Los analistas creen, sin embargo, que la campana que enfrenta a Romney y Obama ha quedado truncada por la abultada cifra de fallecidos, los millones de dólares en daños materiales y las dificultades que presentara la reparación de los desperfectos provocados por las inundaciones y el temporal. "Se acabó", asegura la influyente periodista Rachel Maddow, de la cadena MSNBC. "La tormenta ha atrapado la atención del publico, ya nadie hablará de una campaña en la que, por cierto, nadie ha hablado de cambio climático".

A la mañana siguiente, vuelve aparentemente la calma, por mas que las bocas de metro sigan luciendo precintos, el transporte público permanezca suspendido y la cifra de vuelos cancelados prevista para hoy supere los 5.000. El sol asoma tímidamente en medio de un macizo de nubes. El aire que silba por las calles podría ser un soplo invernal cualquiera, y solo las hojas, ramas, papeleras y expendedores de periódicos derribados por doquier verifican el paso de Sandy por la ciudad de los rascacielos. Por lo demás, el paisaje habitual de atletas amateur y paseadores de perros, todos ellos, eso si, pertrechados de cámaras fotográficas.
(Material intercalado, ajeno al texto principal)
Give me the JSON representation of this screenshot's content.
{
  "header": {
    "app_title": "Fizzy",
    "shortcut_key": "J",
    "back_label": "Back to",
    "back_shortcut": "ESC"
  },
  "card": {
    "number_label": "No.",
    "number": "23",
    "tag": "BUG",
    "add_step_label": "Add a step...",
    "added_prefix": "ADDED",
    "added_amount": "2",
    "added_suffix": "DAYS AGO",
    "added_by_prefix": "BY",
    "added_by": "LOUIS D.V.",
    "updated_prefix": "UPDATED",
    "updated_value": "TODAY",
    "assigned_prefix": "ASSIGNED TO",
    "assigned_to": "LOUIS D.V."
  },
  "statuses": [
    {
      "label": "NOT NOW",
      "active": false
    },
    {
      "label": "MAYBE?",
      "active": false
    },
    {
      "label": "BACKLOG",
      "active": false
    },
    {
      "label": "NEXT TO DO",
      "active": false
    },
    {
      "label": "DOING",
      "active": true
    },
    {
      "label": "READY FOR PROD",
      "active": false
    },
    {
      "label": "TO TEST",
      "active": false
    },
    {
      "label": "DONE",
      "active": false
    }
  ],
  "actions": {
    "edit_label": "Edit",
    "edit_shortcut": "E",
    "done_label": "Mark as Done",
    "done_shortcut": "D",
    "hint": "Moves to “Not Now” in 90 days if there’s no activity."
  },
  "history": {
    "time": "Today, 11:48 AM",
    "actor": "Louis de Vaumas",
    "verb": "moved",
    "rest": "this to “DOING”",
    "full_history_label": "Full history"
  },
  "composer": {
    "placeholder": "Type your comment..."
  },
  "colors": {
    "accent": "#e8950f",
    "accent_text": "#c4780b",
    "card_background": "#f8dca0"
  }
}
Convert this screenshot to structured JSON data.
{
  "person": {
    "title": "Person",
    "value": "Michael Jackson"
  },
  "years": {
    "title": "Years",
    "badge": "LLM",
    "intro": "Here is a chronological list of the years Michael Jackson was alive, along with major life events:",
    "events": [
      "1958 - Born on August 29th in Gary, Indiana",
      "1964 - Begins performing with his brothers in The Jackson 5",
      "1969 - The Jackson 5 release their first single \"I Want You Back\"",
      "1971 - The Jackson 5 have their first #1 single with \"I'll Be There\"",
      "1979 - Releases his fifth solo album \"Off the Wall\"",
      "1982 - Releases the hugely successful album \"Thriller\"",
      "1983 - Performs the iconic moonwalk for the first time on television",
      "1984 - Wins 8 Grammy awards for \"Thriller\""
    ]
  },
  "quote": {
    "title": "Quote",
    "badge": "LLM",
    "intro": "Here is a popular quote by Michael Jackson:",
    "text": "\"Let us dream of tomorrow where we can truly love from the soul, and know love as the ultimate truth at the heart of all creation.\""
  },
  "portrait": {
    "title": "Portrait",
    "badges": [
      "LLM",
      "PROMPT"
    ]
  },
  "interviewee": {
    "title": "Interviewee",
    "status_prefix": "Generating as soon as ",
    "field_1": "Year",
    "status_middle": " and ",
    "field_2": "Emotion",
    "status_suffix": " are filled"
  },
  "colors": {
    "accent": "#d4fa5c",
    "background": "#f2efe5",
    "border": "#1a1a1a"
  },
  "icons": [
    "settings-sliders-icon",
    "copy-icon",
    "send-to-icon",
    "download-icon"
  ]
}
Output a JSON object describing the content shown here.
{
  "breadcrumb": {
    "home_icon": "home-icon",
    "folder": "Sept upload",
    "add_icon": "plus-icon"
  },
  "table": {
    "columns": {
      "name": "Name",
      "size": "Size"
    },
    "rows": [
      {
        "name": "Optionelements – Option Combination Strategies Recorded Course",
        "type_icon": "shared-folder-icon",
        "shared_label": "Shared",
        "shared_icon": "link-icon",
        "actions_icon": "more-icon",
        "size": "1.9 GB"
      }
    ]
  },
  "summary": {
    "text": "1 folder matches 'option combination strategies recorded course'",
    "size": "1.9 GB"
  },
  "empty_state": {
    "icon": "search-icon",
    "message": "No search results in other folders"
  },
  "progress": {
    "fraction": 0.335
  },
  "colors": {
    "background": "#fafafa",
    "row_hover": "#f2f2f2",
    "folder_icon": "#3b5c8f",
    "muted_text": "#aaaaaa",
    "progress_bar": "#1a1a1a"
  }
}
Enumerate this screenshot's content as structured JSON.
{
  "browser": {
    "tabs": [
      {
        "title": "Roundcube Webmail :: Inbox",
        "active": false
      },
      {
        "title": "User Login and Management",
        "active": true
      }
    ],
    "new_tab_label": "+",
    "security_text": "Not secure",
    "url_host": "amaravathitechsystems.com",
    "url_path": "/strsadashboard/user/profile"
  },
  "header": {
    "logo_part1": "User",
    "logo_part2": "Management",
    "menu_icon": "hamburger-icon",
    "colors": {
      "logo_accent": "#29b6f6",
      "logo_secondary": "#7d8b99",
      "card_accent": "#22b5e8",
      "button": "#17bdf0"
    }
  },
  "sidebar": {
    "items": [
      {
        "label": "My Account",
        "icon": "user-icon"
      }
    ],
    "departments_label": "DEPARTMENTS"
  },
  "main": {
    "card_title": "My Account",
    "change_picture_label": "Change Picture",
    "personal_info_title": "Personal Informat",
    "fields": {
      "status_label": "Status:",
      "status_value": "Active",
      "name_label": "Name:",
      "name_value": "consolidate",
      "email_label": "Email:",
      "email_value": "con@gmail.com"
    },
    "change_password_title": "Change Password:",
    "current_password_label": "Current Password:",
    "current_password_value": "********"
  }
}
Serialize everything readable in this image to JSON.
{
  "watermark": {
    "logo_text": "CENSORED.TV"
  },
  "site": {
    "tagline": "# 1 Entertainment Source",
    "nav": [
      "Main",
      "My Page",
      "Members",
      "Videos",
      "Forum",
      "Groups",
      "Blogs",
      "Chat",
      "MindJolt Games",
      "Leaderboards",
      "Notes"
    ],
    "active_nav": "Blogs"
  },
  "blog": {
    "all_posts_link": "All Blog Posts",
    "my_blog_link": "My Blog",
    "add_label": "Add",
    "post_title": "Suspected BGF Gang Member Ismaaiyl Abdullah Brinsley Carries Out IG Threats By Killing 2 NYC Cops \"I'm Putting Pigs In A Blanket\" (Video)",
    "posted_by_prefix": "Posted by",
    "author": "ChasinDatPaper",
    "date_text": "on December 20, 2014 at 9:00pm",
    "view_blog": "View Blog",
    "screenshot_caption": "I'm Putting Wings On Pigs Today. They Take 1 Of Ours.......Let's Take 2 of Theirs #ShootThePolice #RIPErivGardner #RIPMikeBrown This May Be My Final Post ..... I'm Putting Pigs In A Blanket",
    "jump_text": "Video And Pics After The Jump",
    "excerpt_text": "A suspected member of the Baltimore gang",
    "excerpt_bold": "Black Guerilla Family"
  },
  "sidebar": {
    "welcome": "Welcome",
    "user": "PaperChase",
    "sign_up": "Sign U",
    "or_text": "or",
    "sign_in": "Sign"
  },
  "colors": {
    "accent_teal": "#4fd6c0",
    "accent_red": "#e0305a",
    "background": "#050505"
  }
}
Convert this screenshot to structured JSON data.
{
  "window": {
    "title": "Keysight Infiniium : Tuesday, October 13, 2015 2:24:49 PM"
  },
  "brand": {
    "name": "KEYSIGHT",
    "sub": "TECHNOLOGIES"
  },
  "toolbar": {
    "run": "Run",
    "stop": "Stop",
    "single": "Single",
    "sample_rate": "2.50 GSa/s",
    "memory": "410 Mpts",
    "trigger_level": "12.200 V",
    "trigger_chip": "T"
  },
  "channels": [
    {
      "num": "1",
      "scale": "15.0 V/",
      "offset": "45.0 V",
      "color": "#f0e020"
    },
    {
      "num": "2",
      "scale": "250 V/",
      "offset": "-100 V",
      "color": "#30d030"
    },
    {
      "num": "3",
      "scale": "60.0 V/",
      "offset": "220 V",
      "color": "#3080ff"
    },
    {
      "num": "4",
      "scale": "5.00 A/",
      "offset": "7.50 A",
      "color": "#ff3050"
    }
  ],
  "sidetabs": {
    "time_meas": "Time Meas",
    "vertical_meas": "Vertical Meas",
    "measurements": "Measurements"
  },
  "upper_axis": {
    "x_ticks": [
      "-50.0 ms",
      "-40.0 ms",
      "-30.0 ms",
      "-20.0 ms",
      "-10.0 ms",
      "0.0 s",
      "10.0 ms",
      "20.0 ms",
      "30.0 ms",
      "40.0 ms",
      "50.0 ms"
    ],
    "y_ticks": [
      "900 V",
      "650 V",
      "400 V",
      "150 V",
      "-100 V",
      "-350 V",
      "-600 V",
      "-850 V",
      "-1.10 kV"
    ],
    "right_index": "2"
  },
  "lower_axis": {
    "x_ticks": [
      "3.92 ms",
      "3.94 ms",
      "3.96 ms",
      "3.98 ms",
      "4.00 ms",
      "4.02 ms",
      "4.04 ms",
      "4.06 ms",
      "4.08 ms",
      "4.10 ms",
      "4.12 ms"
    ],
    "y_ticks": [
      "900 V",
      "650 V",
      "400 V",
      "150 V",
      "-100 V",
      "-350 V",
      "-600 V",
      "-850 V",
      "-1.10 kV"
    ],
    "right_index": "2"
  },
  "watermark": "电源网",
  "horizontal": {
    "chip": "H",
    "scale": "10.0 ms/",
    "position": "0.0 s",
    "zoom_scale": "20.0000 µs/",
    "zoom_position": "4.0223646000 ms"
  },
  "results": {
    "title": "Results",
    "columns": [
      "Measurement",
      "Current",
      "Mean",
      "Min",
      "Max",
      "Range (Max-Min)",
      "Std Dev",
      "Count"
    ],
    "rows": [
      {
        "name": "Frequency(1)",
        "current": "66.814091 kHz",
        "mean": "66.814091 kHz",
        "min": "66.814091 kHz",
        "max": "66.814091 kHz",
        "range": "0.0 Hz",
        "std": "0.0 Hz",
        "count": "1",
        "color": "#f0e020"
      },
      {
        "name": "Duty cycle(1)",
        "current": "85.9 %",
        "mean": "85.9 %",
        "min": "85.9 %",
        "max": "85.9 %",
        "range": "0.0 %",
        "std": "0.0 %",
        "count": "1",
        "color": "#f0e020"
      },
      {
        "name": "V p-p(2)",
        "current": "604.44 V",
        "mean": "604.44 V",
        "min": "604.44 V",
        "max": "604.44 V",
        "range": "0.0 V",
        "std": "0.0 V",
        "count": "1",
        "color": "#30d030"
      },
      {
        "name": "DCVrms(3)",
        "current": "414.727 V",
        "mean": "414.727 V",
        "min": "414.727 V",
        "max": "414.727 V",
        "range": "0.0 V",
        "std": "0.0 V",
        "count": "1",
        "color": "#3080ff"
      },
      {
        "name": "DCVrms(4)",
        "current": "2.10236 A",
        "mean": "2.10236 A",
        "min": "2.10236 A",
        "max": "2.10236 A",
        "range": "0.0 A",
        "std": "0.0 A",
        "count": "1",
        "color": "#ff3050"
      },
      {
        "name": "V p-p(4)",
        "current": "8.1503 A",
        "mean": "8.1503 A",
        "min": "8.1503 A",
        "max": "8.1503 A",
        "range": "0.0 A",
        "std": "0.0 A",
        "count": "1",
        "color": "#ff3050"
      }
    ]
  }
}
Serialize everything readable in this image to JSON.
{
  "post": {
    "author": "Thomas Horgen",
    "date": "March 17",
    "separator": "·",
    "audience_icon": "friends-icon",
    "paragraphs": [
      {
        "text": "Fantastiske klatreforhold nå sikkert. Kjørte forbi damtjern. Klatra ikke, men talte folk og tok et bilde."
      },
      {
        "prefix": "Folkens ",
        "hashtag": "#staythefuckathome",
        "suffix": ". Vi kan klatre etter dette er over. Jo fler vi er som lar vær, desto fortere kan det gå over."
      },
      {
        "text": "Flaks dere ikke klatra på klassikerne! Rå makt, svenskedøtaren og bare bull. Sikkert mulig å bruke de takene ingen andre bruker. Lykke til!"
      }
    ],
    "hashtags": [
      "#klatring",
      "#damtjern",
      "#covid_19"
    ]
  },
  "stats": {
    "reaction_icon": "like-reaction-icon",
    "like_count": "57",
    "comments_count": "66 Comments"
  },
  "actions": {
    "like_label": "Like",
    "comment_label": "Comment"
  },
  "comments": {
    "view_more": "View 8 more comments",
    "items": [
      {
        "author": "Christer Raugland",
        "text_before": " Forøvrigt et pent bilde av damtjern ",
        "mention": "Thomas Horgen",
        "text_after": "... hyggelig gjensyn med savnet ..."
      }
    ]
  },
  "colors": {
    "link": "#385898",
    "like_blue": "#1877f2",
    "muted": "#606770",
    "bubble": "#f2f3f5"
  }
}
Por todas partes, con móviles, con cámaras, con tabletas, la gente se arremolina para tomar instantáneas. En las inmediaciones de Central Park, clausurado hasta nuevo aviso, un tronco de notables dimensiones ha caído sobre un corpulento 4x4 y lo ha planchado como si fuera de papel. "Tenías que haber oído como sonaba anoche el crujido de los arboles en varias manzanas alrededor del parque. Era como la banda sonora de una película de miedo ", asegura, excitado, un paseante. Unas calles al oeste, la descomposición de un andamiaje ha aplastado también un vehiculo, y de la luna delantera asoman unas aterradoras vigas de madera. En la esquina de la 87 con Broadway, diseminadas por todas partes, planchas de aluminio que nadie quiere imaginar volando, llevadas y traídas por vientos de más de 100 kilometros hora. Ahora que el peligro parece haber pasado, los ciudadanos no se conforman con evaluar los daños: quieren quedarse con su pedazo de Sandy, llevárselo a casa.

Pero, ¿ha pasado el peligro? Para esta tarde, noche en el horario español, se teme que la subida de las mareas vuelva a hacer de las suyas, y aunque la fuerza del aire se haya atenuado seguirá azotando la costa Este al menos hasta el viernes. Por si acaso, las autoridades no se cansan de recomendar que se extremen las precauciones, que quienes sigan teniendo luz se aseguren de tener cargados sus teléfonos, y por supuesto sus cámaras. A veces, hacer fotos puede ser también una forma de domar el peligro y conjurar el miedo.